« L’argile noire, en tant que produit, est certifiée. Ce que nous voulons préserver, c’est son identité et, à partir de là, nous commençons par ce processus, car nous voulons son insertion dans l’inventaire national du patrimoine immatériel », a assumé João Figueiredo.

Le vice-président a déclaré que le processus « a commencé maintenant et que l’objectif est d’avoir la demande faite d’ici la fin de cette année, pour la livrer en janvier » 2023, en tenant compte du fait que « il faut environ six mois » pour se préparer.

João Figueiredo, également responsable du domaine de la culture, a justifié l’initiative en suivant la matrice identitaire de la vaisselle noire de Molelos dans la région et en tenant compte des traditions qui lui sont associées.

Et l’objectif est de « préserver précisément cette identité d’art ancestral et de tout son savoir-faire associé », comme c’est le cas avec le Soenga, qui est une cuisine traditionnelle, telle qu’elle se faisait à l’origine, souterraine ».

« L’importance de ce processus est liée à l’importance que nous accordons au rôle identitaire de nos traditions et, surtout, au rôle et à la valeur que nous voulons donner à notre patrimoine qui nous rend uniques, et les potiers de Molelos sont, en ce moment, la plus grande communauté de Chine noire du pays », a-t-il souligné.

Dès lors, la municipalité veut « non seulement conserver, mais aussi faire l’enquête, transmettre les connaissances et conserver et ensuite le faire de manière méthodique.

L’idée est d’être en phase avec les orientations de l’UNESCO et de la Direction Générale du Patrimoine.

« Son inscription à l’inventaire national du patrimoine immatériel a à voir avec cette volonté de préserver et d’inscrire, en tant que bien immatériel, pour les générations futures, et c’est pourquoi nous sommes déjà sur le terrain, qu’il s’agisse d’enregistrement, de tournage, de recueil de témoignages, documents et études », a-t-il souligné.

Cette candidature disposera d’un « comité d’accompagnement scientifique, comprenant des personnalités internationales, des travaux reconnus dans ce domaine ».

« La demande aborde la question de la poterie et des artefacts, à la fois le mode de fabrication, l’identité des produits, la spécificité de la poterie noire de Molelos, en même temps qu’un programme de sauvegarde décennal sera élaboré », a-t-il Avancée.

Selon lui, une décennie est le temps qui « permet de tracer le chemin de sa préservation et aussi de son innovation », dans une œuvre qui a les « aspects de la sauvegarde et de la préservation ».
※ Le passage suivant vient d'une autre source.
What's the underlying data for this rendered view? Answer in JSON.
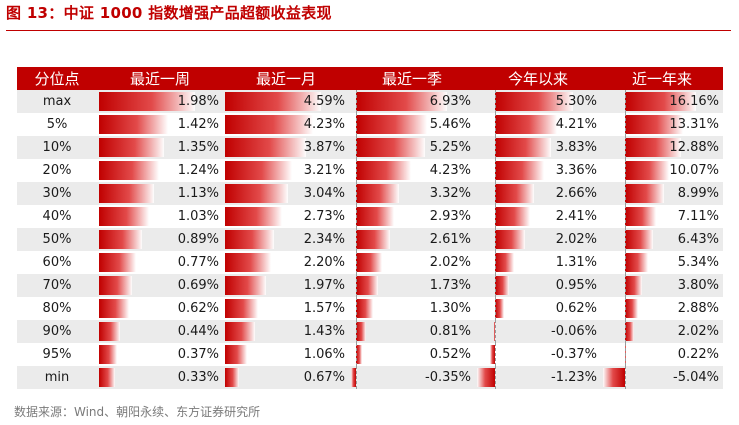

« Nous ne cachons pas non plus notre intérêt pour Molelos pour mener un projet international, notamment avec l’Italie et l’Espagne, puisque nous faisons partie de l’Association des Villes et Villages de la Céramique et que nous sommes les seuls à mener le processus dans le sens de sa préservation, mais aussi de l’échange avec les communautés internationales en vue de son agrandissement et de sa diffusion », a-t-il assumé.

Un projet que le vice-président n’a pas voulu dévoiler, car « maintenant la valorisation nationale est importante ».

Il a toutefois indiqué que l’Espagne et l’Italie « ont les communautés les plus actives dans ce domaine de la vaisselle noire et il y a une volonté légitime d’accompagner la vitalité de ce secteur » dans ces pays.

L’enjeu est aussi la continuité de la production de vaisselle noire et c’est « une préoccupation très présente » dans la commune.

Par conséquent, le plan décennal comprend également « un moyen de continuer cet art ancestral » à Molelos.

« Nous nous sommes déjà rendu compte que, d’un point de vue économique, cela a des avantages supplémentaires, car, en ce moment, nous avons sept potiers qui travaillent à 100% là-dessus, ce qui signifie que c’est rentable et surtout, c’est attractif, et nous voulons maintenir cette activité dans cette inclinaison », a-t-il assumé.